A few hours ago, I was listening to Fazil Say’s “Nazim, Op. 12/1”, a piece he composed for Nazim Hikmet, one of the most amazing poets in the world in my opinion, who led a long part of his life in exile as he was accused of being a communist. Say is without doubt, one of the most gifted musicians of our time, and it makes me proud beyond words that he’s ours to take credit for. Not because we’ve made him who he is (in fact, most of his concerts are getting canceled in Turkey today because the Ministry of Culture doesn’t support him as he is known for speaking very openly against the government and Erdogan), but because despite his universal fame and the difficulties he faces in trying to perform here at home, he composes pieces dedicated to people and places and to other works of art from his own country. His wonderful pieces smell like home and somehow only the good parts of what I think of, when I think of Turkey as home.
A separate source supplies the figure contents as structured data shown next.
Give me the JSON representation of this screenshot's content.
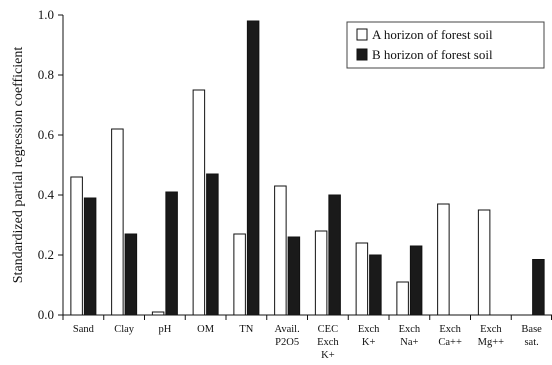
{
  "chart_data": {
    "type": "bar",
    "title": "",
    "xlabel": "",
    "ylabel": "Standardized partial regression coefficient",
    "ylim": [
      0,
      1.0
    ],
    "yticks": [
      "0.0",
      "0.2",
      "0.4",
      "0.6",
      "0.8",
      "1.0"
    ],
    "grid": false,
    "legend_position": "top-right",
    "categories": [
      [
        "Sand"
      ],
      [
        "Clay"
      ],
      [
        "pH"
      ],
      [
        "OM"
      ],
      [
        "TN"
      ],
      [
        "Avail.",
        "P2O5"
      ],
      [
        "CEC",
        "Exch",
        "K+"
      ],
      [
        "Exch",
        "K+"
      ],
      [
        "Exch",
        "Na+"
      ],
      [
        "Exch",
        "Ca++"
      ],
      [
        "Exch",
        "Mg++"
      ],
      [
        "Base",
        "sat."
      ]
    ],
    "series": [
      {
        "name": "A horizon of forest soil",
        "color": "#ffffff",
        "values": [
          0.46,
          0.62,
          0.01,
          0.75,
          0.27,
          0.43,
          0.28,
          0.24,
          0.11,
          0.37,
          0.35,
          null
        ]
      },
      {
        "name": "B horizon of forest soil",
        "color": "#1a1a1a",
        "values": [
          0.39,
          0.27,
          0.41,
          0.47,
          0.98,
          0.26,
          0.4,
          0.2,
          0.23,
          null,
          null,
          0.185
        ]
      }
    ]
  }
}
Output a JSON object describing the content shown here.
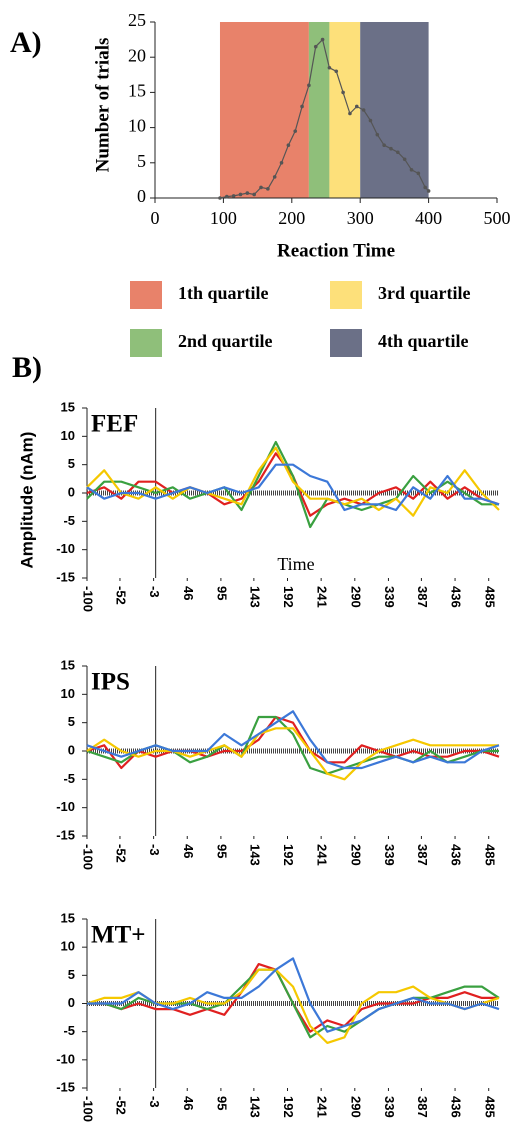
{
  "chart_data": [
    {
      "type": "line",
      "panel_label": "A)",
      "ylabel": "Number of trials",
      "xlabel": "Reaction Time",
      "xlim": [
        0,
        500
      ],
      "xticks": [
        0,
        100,
        200,
        300,
        400,
        500
      ],
      "ylim": [
        0,
        25
      ],
      "yticks": [
        0,
        5,
        10,
        15,
        20,
        25
      ],
      "regions": [
        {
          "name": "1th quartile",
          "color": "#e8826a",
          "range": [
            95,
            225
          ]
        },
        {
          "name": "2nd quartile",
          "color": "#8fbf7a",
          "range": [
            225,
            255
          ]
        },
        {
          "name": "3rd quartile",
          "color": "#fde07a",
          "range": [
            255,
            300
          ]
        },
        {
          "name": "4th quartile",
          "color": "#6b7087",
          "range": [
            300,
            400
          ]
        }
      ],
      "x": [
        95,
        105,
        115,
        125,
        135,
        145,
        155,
        165,
        175,
        185,
        195,
        205,
        215,
        225,
        235,
        245,
        255,
        265,
        275,
        285,
        295,
        305,
        315,
        325,
        335,
        345,
        355,
        365,
        375,
        385,
        395,
        400
      ],
      "series": [
        {
          "color": "#555555",
          "values": [
            0,
            0.2,
            0.3,
            0.5,
            0.7,
            0.5,
            1.5,
            1.3,
            3,
            5,
            7.5,
            9.5,
            13,
            16,
            21.5,
            22.5,
            18.5,
            18,
            15,
            12,
            13,
            12.5,
            11,
            9,
            7.5,
            7,
            6.5,
            5.5,
            4,
            3.5,
            1.5,
            1
          ]
        }
      ]
    },
    {
      "type": "line",
      "panel_label": "B)",
      "title": "FEF",
      "ylabel": "Amplitude (nAm)",
      "xlabel": "Time",
      "xlim": [
        -100,
        500
      ],
      "xticks": [
        -100,
        -52,
        -3,
        46,
        95,
        143,
        192,
        241,
        290,
        339,
        387,
        436,
        485
      ],
      "ylim": [
        -15,
        15
      ],
      "yticks": [
        -15,
        -10,
        -5,
        0,
        5,
        10,
        15
      ],
      "x": [
        -100,
        -75,
        -50,
        -25,
        0,
        25,
        50,
        75,
        100,
        125,
        150,
        175,
        200,
        225,
        250,
        275,
        300,
        325,
        350,
        375,
        400,
        425,
        450,
        475,
        500
      ],
      "series": [
        {
          "color": "#e02020",
          "values": [
            0,
            1,
            -1,
            2,
            2,
            0,
            1,
            0,
            -2,
            -1,
            2,
            7,
            3,
            -4,
            -2,
            -1,
            -2,
            0,
            1,
            -1,
            2,
            -1,
            1,
            -1,
            -2
          ]
        },
        {
          "color": "#3aa040",
          "values": [
            -1,
            2,
            2,
            1,
            0,
            1,
            -1,
            0,
            1,
            -3,
            3,
            9,
            3,
            -6,
            -1,
            -2,
            -3,
            -2,
            -1,
            3,
            0,
            2,
            0,
            -2,
            -2
          ]
        },
        {
          "color": "#f5c800",
          "values": [
            1,
            4,
            0,
            -1,
            1,
            -1,
            1,
            0,
            -1,
            -2,
            4,
            8,
            2,
            -1,
            -1,
            -2,
            -1,
            -3,
            -1,
            -4,
            1,
            0,
            4,
            0,
            -3
          ]
        },
        {
          "color": "#3c78d8",
          "values": [
            1,
            -1,
            0,
            0,
            -1,
            0,
            1,
            0,
            1,
            0,
            1,
            5,
            5,
            3,
            2,
            -3,
            -2,
            -2,
            -3,
            1,
            -1,
            3,
            -1,
            -1,
            -2
          ]
        }
      ]
    },
    {
      "type": "line",
      "title": "IPS",
      "xlim": [
        -100,
        500
      ],
      "xticks": [
        -100,
        -52,
        -3,
        46,
        95,
        143,
        192,
        241,
        290,
        339,
        387,
        436,
        485
      ],
      "ylim": [
        -15,
        15
      ],
      "yticks": [
        -15,
        -10,
        -5,
        0,
        5,
        10,
        15
      ],
      "x": [
        -100,
        -75,
        -50,
        -25,
        0,
        25,
        50,
        75,
        100,
        125,
        150,
        175,
        200,
        225,
        250,
        275,
        300,
        325,
        350,
        375,
        400,
        425,
        450,
        475,
        500
      ],
      "series": [
        {
          "color": "#e02020",
          "values": [
            0,
            1,
            -3,
            0,
            -1,
            0,
            0,
            -1,
            0,
            0,
            2,
            6,
            5,
            0,
            -2,
            -2,
            1,
            0,
            -1,
            0,
            -1,
            -1,
            0,
            0,
            -1
          ]
        },
        {
          "color": "#3aa040",
          "values": [
            0,
            -1,
            -2,
            0,
            1,
            0,
            -2,
            -1,
            1,
            -1,
            6,
            6,
            3,
            -3,
            -4,
            -3,
            -2,
            -1,
            -1,
            -2,
            0,
            -2,
            -1,
            0,
            0
          ]
        },
        {
          "color": "#f5c800",
          "values": [
            0,
            2,
            0,
            -1,
            0,
            0,
            -1,
            0,
            1,
            -1,
            3,
            4,
            4,
            0,
            -4,
            -5,
            -2,
            0,
            1,
            2,
            1,
            1,
            1,
            1,
            1
          ]
        },
        {
          "color": "#3c78d8",
          "values": [
            1,
            0,
            -1,
            0,
            1,
            0,
            0,
            0,
            3,
            1,
            3,
            5,
            7,
            2,
            -2,
            -3,
            -3,
            -2,
            -1,
            -2,
            -1,
            -2,
            -2,
            0,
            1
          ]
        }
      ]
    },
    {
      "type": "line",
      "title": "MT+",
      "xlim": [
        -100,
        500
      ],
      "xticks": [
        -100,
        -52,
        -3,
        46,
        95,
        143,
        192,
        241,
        290,
        339,
        387,
        436,
        485
      ],
      "ylim": [
        -15,
        15
      ],
      "yticks": [
        -15,
        -10,
        -5,
        0,
        5,
        10,
        15
      ],
      "x": [
        -100,
        -75,
        -50,
        -25,
        0,
        25,
        50,
        75,
        100,
        125,
        150,
        175,
        200,
        225,
        250,
        275,
        300,
        325,
        350,
        375,
        400,
        425,
        450,
        475,
        500
      ],
      "series": [
        {
          "color": "#e02020",
          "values": [
            0,
            0,
            -1,
            0,
            -1,
            -1,
            -2,
            -1,
            -2,
            2,
            7,
            6,
            0,
            -5,
            -3,
            -4,
            -1,
            0,
            0,
            0,
            1,
            1,
            2,
            1,
            1
          ]
        },
        {
          "color": "#3aa040",
          "values": [
            0,
            0,
            -1,
            1,
            0,
            0,
            0,
            -1,
            0,
            3,
            6,
            6,
            0,
            -6,
            -4,
            -5,
            -3,
            -1,
            0,
            1,
            1,
            2,
            3,
            3,
            1
          ]
        },
        {
          "color": "#f5c800",
          "values": [
            0,
            1,
            1,
            2,
            0,
            0,
            1,
            0,
            0,
            2,
            6,
            6,
            3,
            -4,
            -7,
            -6,
            0,
            2,
            2,
            3,
            1,
            0,
            -1,
            0,
            1
          ]
        },
        {
          "color": "#3c78d8",
          "values": [
            0,
            0,
            0,
            2,
            0,
            -1,
            0,
            2,
            1,
            1,
            3,
            6,
            8,
            0,
            -5,
            -4,
            -3,
            -1,
            0,
            1,
            0,
            0,
            -1,
            0,
            -1
          ]
        }
      ]
    }
  ]
}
I was listening to Fazil and watching the traffic in Istanbul as I walked towards my gate. It was then that I realized what it feels like to miss someone, to miss a place, before even having left them yet.

And it was then that I realized that there is no other country like this and no other country that I’d rather be from. The people ruling it today sometimes make it hard to see all of its beauty, but no dictator in the history of the world who has caused this much pain for others has had a happy ending. This one (and his clan) is no exception.

Ultimately, I know that I’ll come home and see faces on TV that are good for the world to see and hear voices on the radio that are good for the world to hear, and I’ll take a deep, calming breath knowing that we live in a place that we feel like we belong in; a place that we identify with.

Despite all, this is where my heart feels whole. Despite all, this is home. And I know that good things happen to good people. And finally, I know that my people are good.